A new report from the Independent Panel for Pandemic Preparedness and Response, which is part of the World Health Organisation (WHO), casts a damning light on society’s response to global disease – and claims it has not changed since Covid broke out in 2019.

The panel, set up in July 2020, suggested last year political leadership, financing and surveillance systems needed to be improved.

“One year on and political focus to prepare for more waves is flagging,” the authors behind the report explained.

“Work has begun to prevent the next pandemic but at the current pace, the transformative change required will take years to complete.”

What else can we do to prepare?

The new findings from the Independent Panel for Pandemic Preparedness and Response found one of the primary obstacles was vaccine inequity.

Covid jabs are not being shared around the world equally, and according to the panel, high-income countries can now vaccinate their entire populations twice over with the large supply.

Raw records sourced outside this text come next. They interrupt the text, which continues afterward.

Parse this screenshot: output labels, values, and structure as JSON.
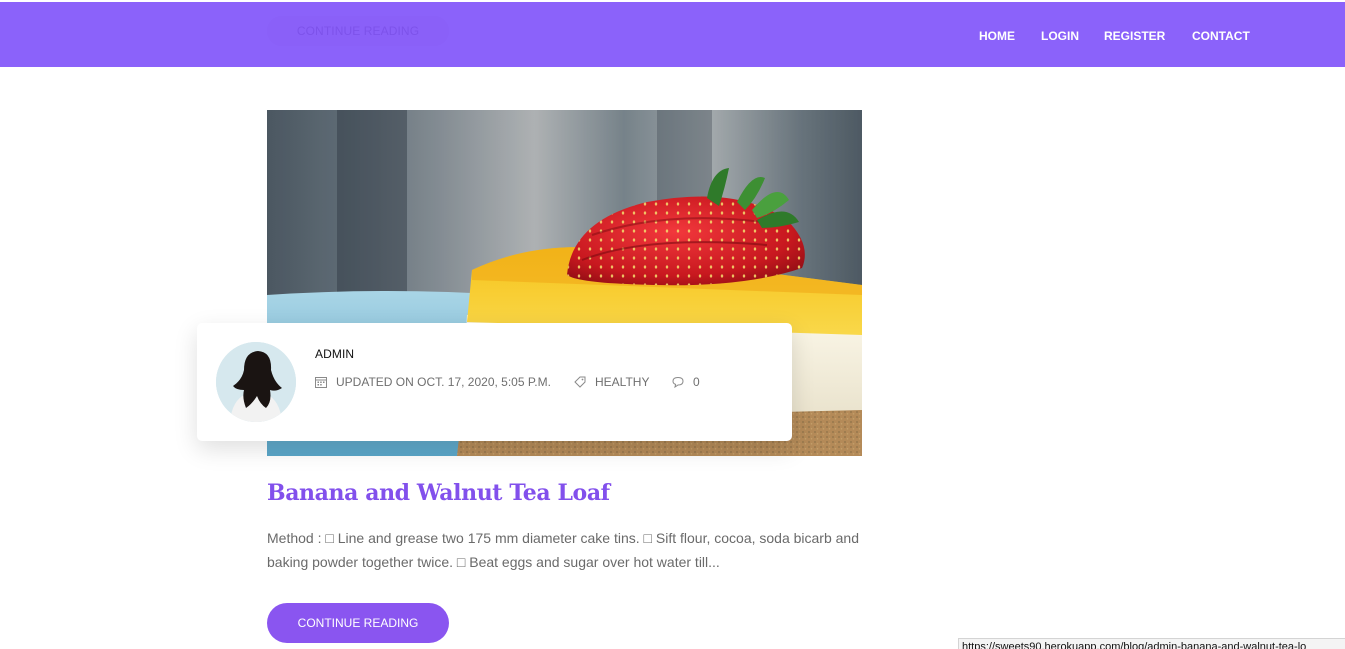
{
  "header": {
    "ghost_button_label": "CONTINUE READING",
    "nav": [
      "HOME",
      "LOGIN",
      "REGISTER",
      "CONTACT"
    ],
    "background_color": "#8b62fa"
  },
  "post": {
    "author": "ADMIN",
    "updated": "UPDATED ON OCT. 17, 2020, 5:05 P.M.",
    "category": "HEALTHY",
    "comments": "0",
    "title": "Banana and Walnut Tea Loaf",
    "excerpt": "Method : □ Line and grease two 175 mm diameter cake tins. □ Sift flour, cocoa, soda bicarb and baking powder together twice. □ Beat eggs and sugar over hot water till...",
    "button_label": "CONTINUE READING",
    "icons": [
      "calendar-icon",
      "tag-icon",
      "comment-icon"
    ],
    "accent_color": "#8250ec"
  },
  "status_bar": {
    "url": "https://sweets90.herokuapp.com/blog/admin-banana-and-walnut-tea-lo"
  }
}
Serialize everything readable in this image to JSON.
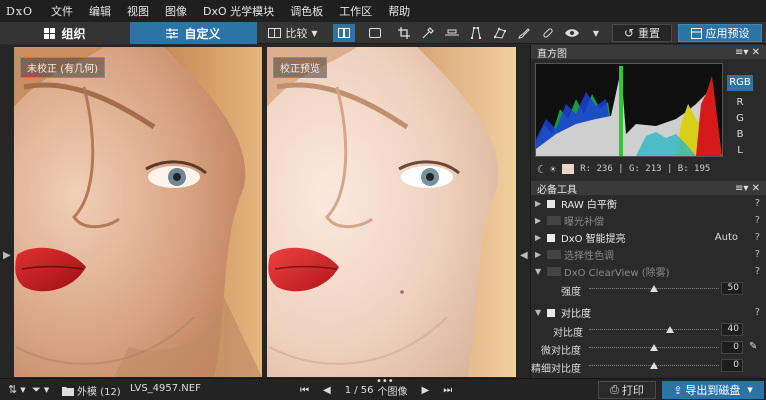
{
  "app": {
    "logo": "DxO"
  },
  "menu": [
    "文件",
    "编辑",
    "视图",
    "图像",
    "DxO 光学模块",
    "调色板",
    "工作区",
    "帮助"
  ],
  "tabs": {
    "organize": "组织",
    "customize": "自定义"
  },
  "toolbar": {
    "compare": "比较",
    "reset": "重置",
    "apply_preset": "应用预设"
  },
  "viewer": {
    "left_label": "未校正 (有几何)",
    "right_label": "校正预览"
  },
  "histogram": {
    "title": "直方图",
    "channels": [
      "RGB",
      "R",
      "G",
      "B",
      "L"
    ],
    "active_channel": "RGB",
    "readout": "R: 236  |  G: 213  |  B: 195",
    "swatch_color": "#ecd5c3"
  },
  "tools": {
    "title": "必备工具",
    "rows": [
      {
        "label": "RAW 白平衡",
        "enabled": true,
        "value": ""
      },
      {
        "label": "曝光补偿",
        "enabled": false,
        "value": ""
      },
      {
        "label": "DxO 智能提亮",
        "enabled": true,
        "value": "Auto"
      },
      {
        "label": "选择性色调",
        "enabled": false,
        "value": ""
      },
      {
        "label": "DxO ClearView (除雾)",
        "enabled": false,
        "value": ""
      }
    ],
    "strength": {
      "label": "强度",
      "value": "50",
      "level": 0.5
    },
    "contrast": {
      "label": "对比度",
      "sliders": [
        {
          "label": "对比度",
          "value": "40",
          "level": 0.62
        },
        {
          "label": "微对比度",
          "value": "0",
          "level": 0.5
        },
        {
          "label": "精细对比度",
          "value": "0",
          "level": 0.5
        }
      ]
    }
  },
  "bottom": {
    "folder": "外模 (12)",
    "filename": "LVS_4957.NEF",
    "counter": "1 / 56",
    "counter_suffix": "个图像",
    "print": "打印",
    "export": "导出到磁盘"
  }
}
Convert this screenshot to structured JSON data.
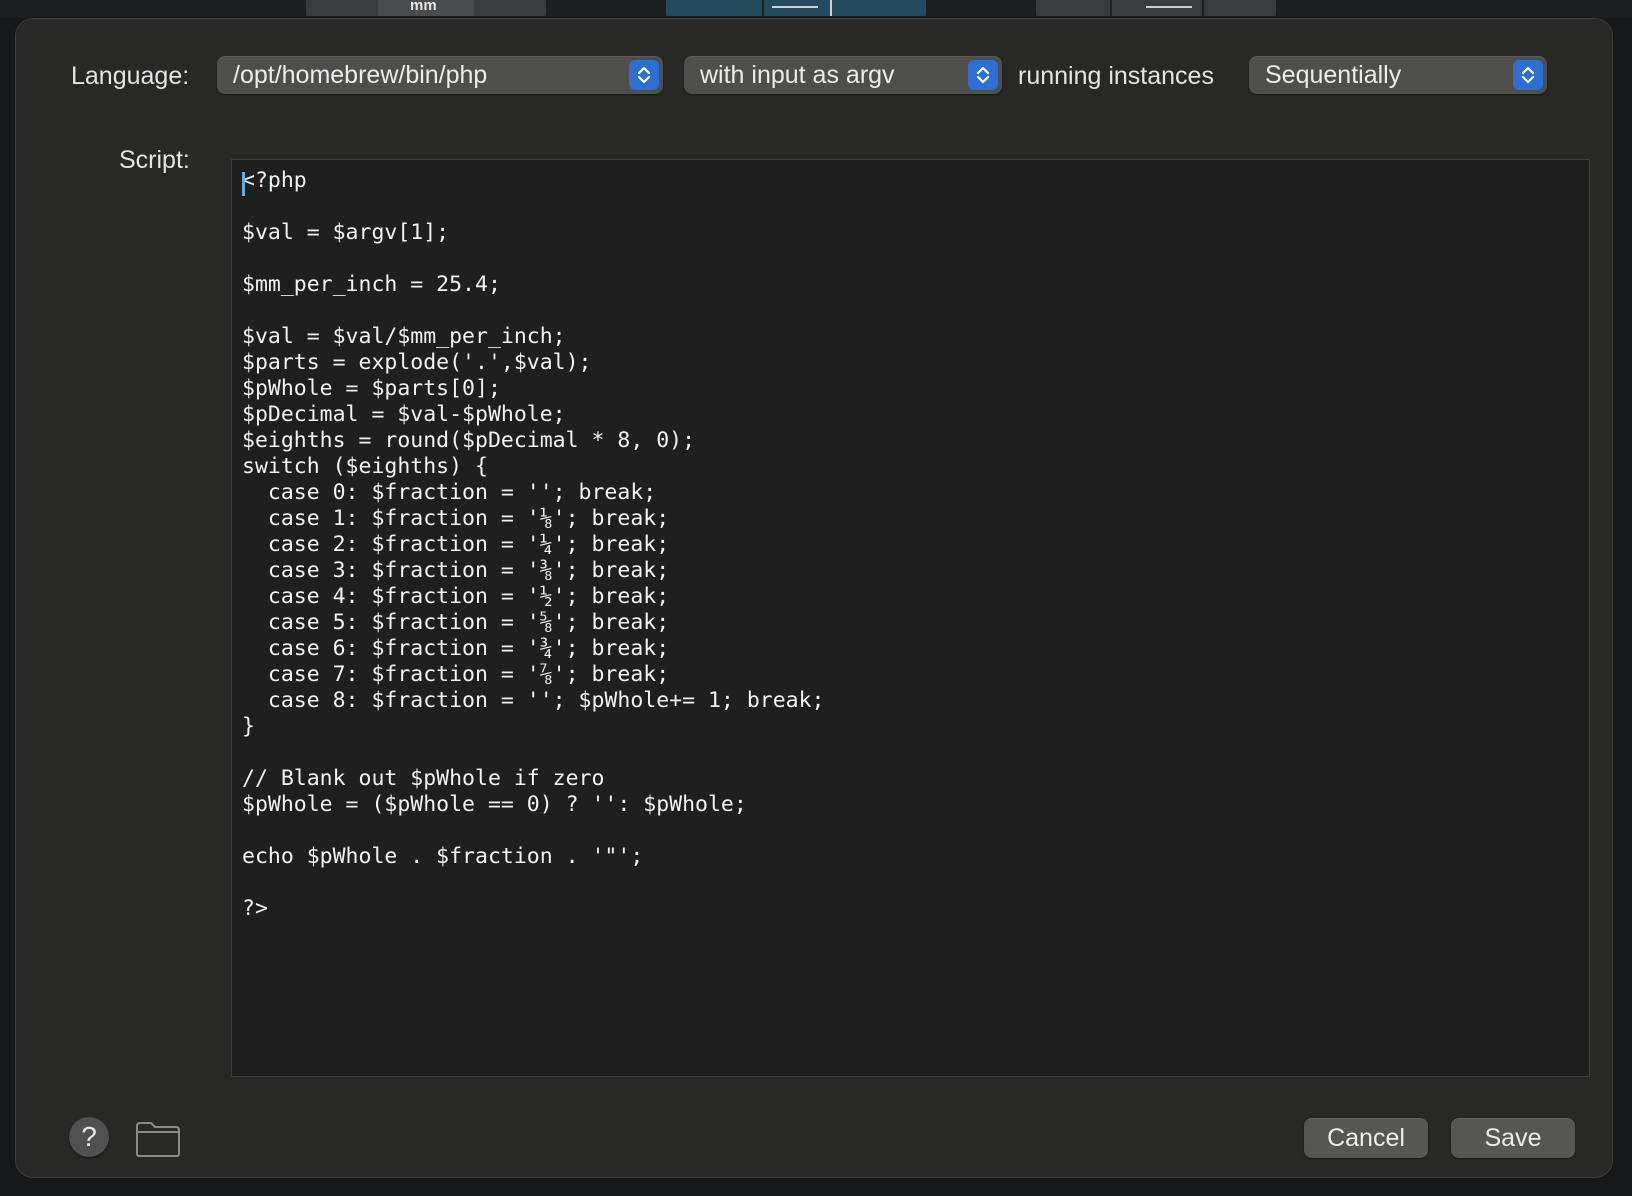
{
  "background_toolbar": {
    "segment_label": "mm"
  },
  "form": {
    "language_label": "Language:",
    "language_value": "/opt/homebrew/bin/php",
    "input_mode_value": "with input as argv",
    "running_instances_label": "running instances",
    "instances_value": "Sequentially",
    "script_label": "Script:"
  },
  "script": {
    "code": "<?php\n\n$val = $argv[1];\n\n$mm_per_inch = 25.4;\n\n$val = $val/$mm_per_inch;\n$parts = explode('.',$val);\n$pWhole = $parts[0];\n$pDecimal = $val-$pWhole;\n$eighths = round($pDecimal * 8, 0);\nswitch ($eighths) {\n  case 0: $fraction = ''; break;\n  case 1: $fraction = '⅛'; break;\n  case 2: $fraction = '¼'; break;\n  case 3: $fraction = '⅜'; break;\n  case 4: $fraction = '½'; break;\n  case 5: $fraction = '⅝'; break;\n  case 6: $fraction = '¾'; break;\n  case 7: $fraction = '⅞'; break;\n  case 8: $fraction = ''; $pWhole+= 1; break;\n}\n\n// Blank out $pWhole if zero\n$pWhole = ($pWhole == 0) ? '': $pWhole;\n\necho $pWhole . $fraction . '\"';\n\n?>"
  },
  "footer": {
    "help_glyph": "?",
    "help_icon": "question-mark-icon",
    "folder_icon": "folder-icon",
    "cancel_label": "Cancel",
    "save_label": "Save"
  },
  "colors": {
    "sheet_background": "#282826",
    "editor_background": "#1f1f1f",
    "accent_stepper": "#2d6fd2",
    "button_background": "#565654"
  }
}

For comparison, less than 13% of those in low-income countries are considered fully vaccinated.

Without vaccines, the virus will be able to evolve and form new, stronger variants.

As the report explained: “Variants may still emerge that our vaccines cannot manage.

“The more quickly we vaccinate now, the less likelihood there is of ever more variants emerging.”

It also called for more therapeutic and diagnostic tests around the world, too.

And it’s not the first warning we’ve had

The report is an eery echo of the Global Health Security Index’s findings from 2021, where it claimed the world was still “dangerously unprepared” for any future outbreaks.

It also claimed the world was no better prepared in 2021 than it was before Covid emerged, and said even the countries with the best resources to hand – such as the US – still had a shocking number of deaths from the virus.

Only last week, former prime minister Gordon Brown (who is also a WHO ambassador on health finance) warned that “we are sleepwalking into the next variant” and that the world had become “complacent” about Covid.

Will anything trigger change?

US President Joe Biden did host a virtual Covid summit in May with other world leaders, meant to revive vaccinations and testing, although the States itself did not pledge any money towards the effort.

In its report, the independent panel did acknowledge this – but warned: ”A ‘charity’ approach is not serving the interests of ending this pandemic or tackling future pandemic threats.”

The WHO has also warned there’s a $15 billion (£12 billion) financing gap to get to where we need to be on Covid around the world.